Re: [BUG] Re-entering malloc problem when use --enable-nls build postgresql

From: Andres Freund <andres(at)anarazel(dot)de>
To: Tom Lane <tgl(at)sss(dot)pgh(dot)pa(dot)us>
Cc: 158306855 <anderson2013(at)qq(dot)com>, pgsql-bugs(at)lists(dot)postgresql(dot)org
Subject: Re: [BUG] Re-entering malloc problem when use --enable-nls build postgresql
Date: 2018-05-08 05:57:43
Message-ID: 20180508055743.2dsdxnp4jdb5auwy@alap3.anarazel.de
Views: Raw Message | Whole Thread | Download mbox | Resend email
Thread:
Lists: pgsql-bugs

On 2018-05-08 01:32:33 -0400, Tom Lane wrote:
> "=?ISO-8859-1?B?MTU4MzA2ODU1?=" <anderson2013(at)qq(dot)com> writes:
> > I found that compiling postgresql with enable-nls may be introduce a problem
>
> > 1. When build postgresql with enable-nls (Native Language Support), postgresql use dgettext function to translate Language.
> > 2. The quickdie use dgettext translate message ; dgettext use malloc (in __dcigettext function)
> > 3. When use pg_ctl -m fast to shutdown postgresql, pg backend process use function quickdie to shutdown database.
> > 4. Before receive quickdie signal, if backend process in malloc function and already have lock that will lead to process deadlock.

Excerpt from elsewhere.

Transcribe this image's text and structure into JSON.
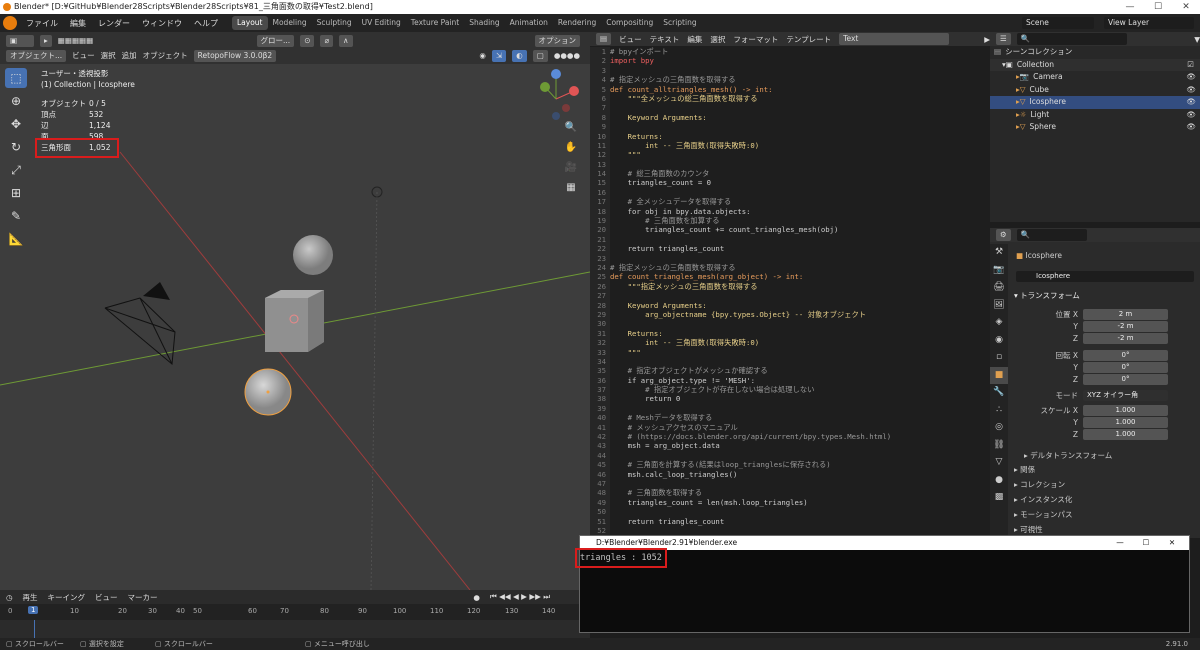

I don't think it's realistic to treat this is something we'll
necessarily backpatch. Any fix is going to be too complicated.

> I can't get excited about this. quickdie's attempt to report that it's
> killing the process is necessarily a "best effort" undertaking, because
> we cannot be sure that the process is in a good state. In this situation,
> it isn't. --enable-nls might make the odds of that a bit worse, but we
> could get such a failure regardless.

As previously, I disagree with this. There's plenty ways to reach
quickdie, several where we are quite sure about the state. -m immediate
is a thing, and there's plenty situations where it's an entirely
reasonable choice.

> There are not any better alternatives. We can't just set a flag in the
> signal handler and hope that control will someday reach a place that
> notices the flag. We could exit without attempting to report anything,
> but nobody would find that user-friendly. So we try to report, in the
> full understanding that sometimes it won't work.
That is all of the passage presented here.